Prevent XSS through HTML sanitization with HTML purifier

Prevent XSS through HTML sanitization with HTML purifier

Sanitizing of HTML content from a user is one of the most important parts to secure an application against XSS attacks. In PHP you can use a simple strip_tags() call with a whitelist. But there are more sophisticated solutions like the following.

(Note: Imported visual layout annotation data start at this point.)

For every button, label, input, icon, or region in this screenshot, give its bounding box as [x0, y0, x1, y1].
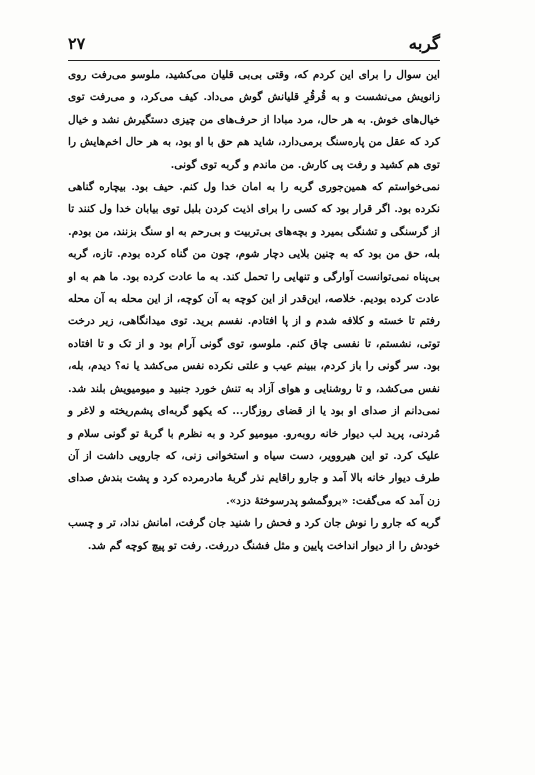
page-header [68, 30, 440, 61]
paragraph: این سوال را برای این کردم که، وقتی بی‌بی قلیان می‌کشید، ملوسو می‌رفت روی زانویش می‌نشست و به قُرقُرِ قلیانش گوش می‌داد. کیف می‌کرد، و می‌رفت توی خیال‌های خوش. به هر حال، مرد مبادا از حرف‌های من چیزی دستگیرش نشد و خیال کرد که عقل من پاره‌سنگ برمی‌دارد، شاید هم حق با او بود، به هر حال اخم‌هایش را توی هم کشید و رفت پی کارش. من ماندم و گربه توی گونی. [68, 69, 440, 171]
paragraph: نمی‌خواستم که همین‌جوری گربه را به امان خدا ول کنم. حیف بود. بیچاره گناهی نکرده بود. اگر قرار بود که کسی را برای اذیت کردن بلبل توی بیابان خدا ول کنند تا از گرسنگی و تشنگی بمیرد و بچه‌های بی‌تربیت و بی‌رحم به او سنگ بزنند، من بودم. بله، حق من بود که به چنین بلایی دچار شوم، چون من گناه کرده بودم. تازه، گربه بی‌پناه نمی‌توانست آوارگی و تنهایی را تحمل کند. به ما عادت کرده بود. ما هم به او عادت کرده بودیم. خلاصه، این‌قدر از این کوچه به آن کوچه، از این محله به آن محله رفتم تا خسته و کلافه شدم و از پا افتادم. نفسم برید. توی میدانگاهی، زیر درخت توتی، نشستم، تا نفسی چاق کنم. ملوسو، توی گونی آرام بود و از تک و تا افتاده بود. سر گونی را باز کردم، ببینم عیب و علتی نکرده نفس می‌کشد یا نه؟ دیدم، بله، نفس می‌کشد، و تا روشنایی و هوای آزاد به تنش خورد جنبید و میومیویش بلند شد. نمی‌دانم از صدای او بود یا از قضای روزگار... که یکهو گربه‌ای پشم‌ریخته و لاغر و مُردنی، پرید لب دیوار خانه روبه‌رو. میومیو کرد و به نظرم با گربهٔ تو گونی سلام و علیک کرد. تو این هیروویر، دست سیاه و استخوانی زنی، که جارویی داشت از آن طرف دیوار خانه بالا آمد و جارو راقایم نذر گربهٔ مادرمرده کرد و پشت بندش صدای زن آمد که می‌گفت: «بروگمشو پدرسوختهٔ دزد». [68, 181, 440, 507]
page-number: ۲۷ [68, 34, 86, 53]
page-body [68, 64, 440, 557]
chapter-title: گربه [408, 34, 440, 54]
paragraph: گربه که جارو را نوش جان کرد و فحش را شنید جان گرفت، امانش نداد، تر و چسب خودش را از دیوار انداخت پایین و مثل فشنگ دررفت. رفت تو پیچ کوچه گم شد. [68, 517, 440, 552]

With the HTMLPurifier library you can not just define which tags you want to allow but also which attributes within the tags.

<?php

declare(strict_types=1);

namespace App\Service\Sanitization;

use HTMLPurifier;
use HTMLPurifier_Config;

final class SanitizationService
{
    /** @var HTMLPurifier */
    private $htmlPurifier;

    public function __construct()
    {
        $config = HTMLPurifier_Config::createDefault();
        
        // Remove this after you configured your final set
        $config->set('Cache.DefinitionImpl', null);
        
        $config->set('Core.Encoding', 'UTF-8');

        $allowedElements = [
            'p[style]',
            'br',
            'b',
            'strong',
            'i',
            'em',
            's',
            'u',
            'ul',
            'ol',
            'li',
            'span[class|data-custom-id|contenteditable]',
            'table[border|cellpadding|cellspacing]',
            'tbody',
            'tr',
            'td[valign]',
        ];

        $config->set('HTML.Allowed', implode(',', $allowedElements));

        $def = $config->getHTMLDefinition(true);
        $def->addAttribute('span', 'data-custom-id', 'Text');
        $def->addAttribute('span', 'contenteditable', 'Text');

        $this->htmlPurifier = new HTMLPurifier($config);
    }

    public function sanitizeHtml(string $content): string
    {
        return $this->htmlPurifier->purify($content);
    }
}

The downside is that you have to define them all and also have to setup custom attributes if your HTML content contains those. This should be an edge case but if you've got a more complex frontend editor you might run into this issue. The default set from the library also does not contain all "default attributes" like contenteditable, so you also have to add those.